Among the presumed differentials is PRES, posterior reversible encephalopathy syndrome. PRES is a group of neurological signs and symptoms and characteristic radiologic findings that are usually reversible [11]. Clinically, PRES is diagnosed by acute onset of headache, seizures, visual problems and encephalopathy, in addition to the radiologic findings of vasogenic edema, either by CT or MRI (Preferred), mainly affecting the parieto-occipital lobes [12]. Referring to our patient, PRES could easily be excluded as, by definition, PRES should have radiologic findings as part of the diagnostic criteria and both CT and MRI were done for the patient and no one could identify any consistent findings for PRES or any other intracranial lesion that might explain the clinical picture of the patient.

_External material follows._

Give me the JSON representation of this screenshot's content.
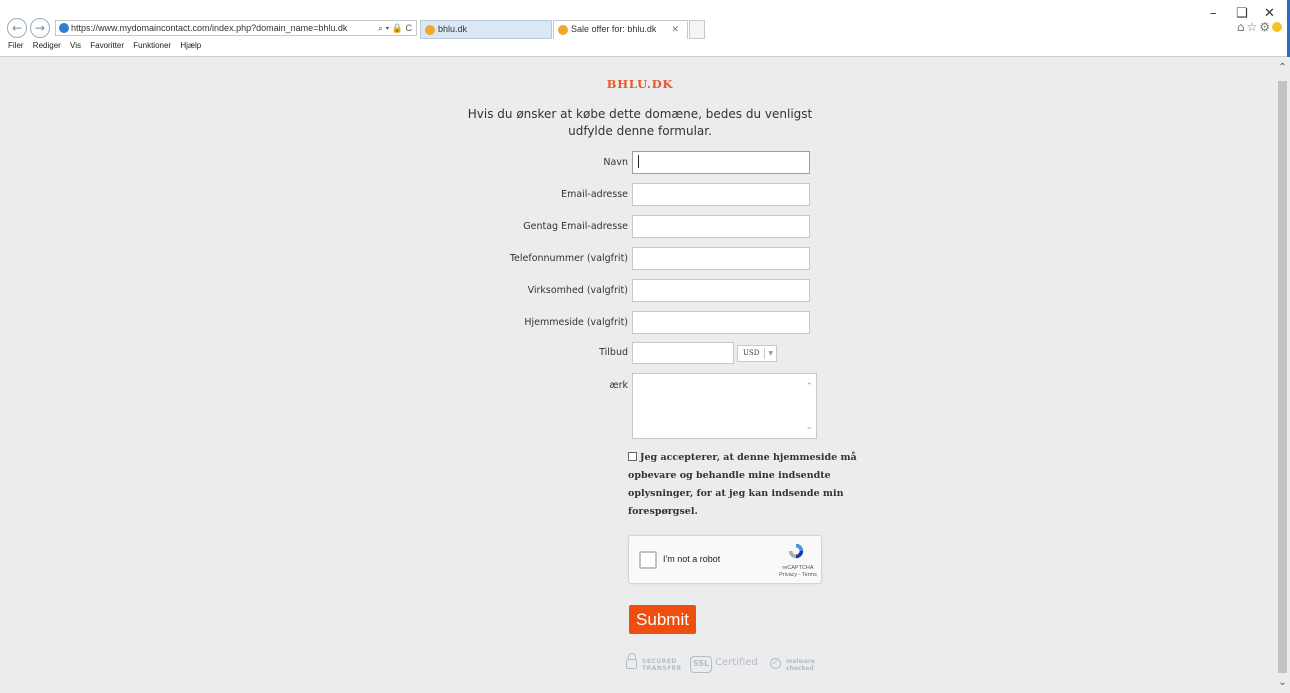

The manifestations of baclofen toxicity are dizziness, nausea, vomiting, respiratory depression, altered mental status, ataxia, dystonia and coma [3, 6, 8, 13]. Reversible akinetic mutism [14] and severe comatose state with absent brain stem reflexes have been documented with severe baclofen intoxication [15]. The degree of chronic renal failure varied among patients from acute kidney injury to stage 5 chronic renal failure and eventually end stage renal disease [6, 15].

The mainstay of treatment is supportive and close monitoring for possible respiratory compromise [6]. Hemodialysis is also a very reliable method of treatment as it decreases baclofen half-life in ESRD patients from 15 to 2 h [16]. Some reported cases improved dramatically after only one session as it is thought to eliminate baclofen from the body as do normal kidneys [1618] but other patients needed up to five sessions for complete recovery [6]. Our patient started to show improvement after two hemodialysis sessions and the complete recovery was gained after a total of five. Continuous Renal Replacement Therapy seems to be a good substitution for those patients who are not a candidate for hemodialysis [6].

In the published literature, there is still a much debate of what dose of baclofen to use in patients with impaired kidney function and when to start decreasing or discontinuing the dose [4, 7, 15]. Roberts et al. [6] provided a clear suggestion of totally avoiding baclofen use among ESRD and acute renal failure patients and those with a glomerular filtration rate less than 60 ml/minute. They also suggested to use the lowest possible dose for those with mild chronic kidney disease, GFR more than 60 ml/minute [6].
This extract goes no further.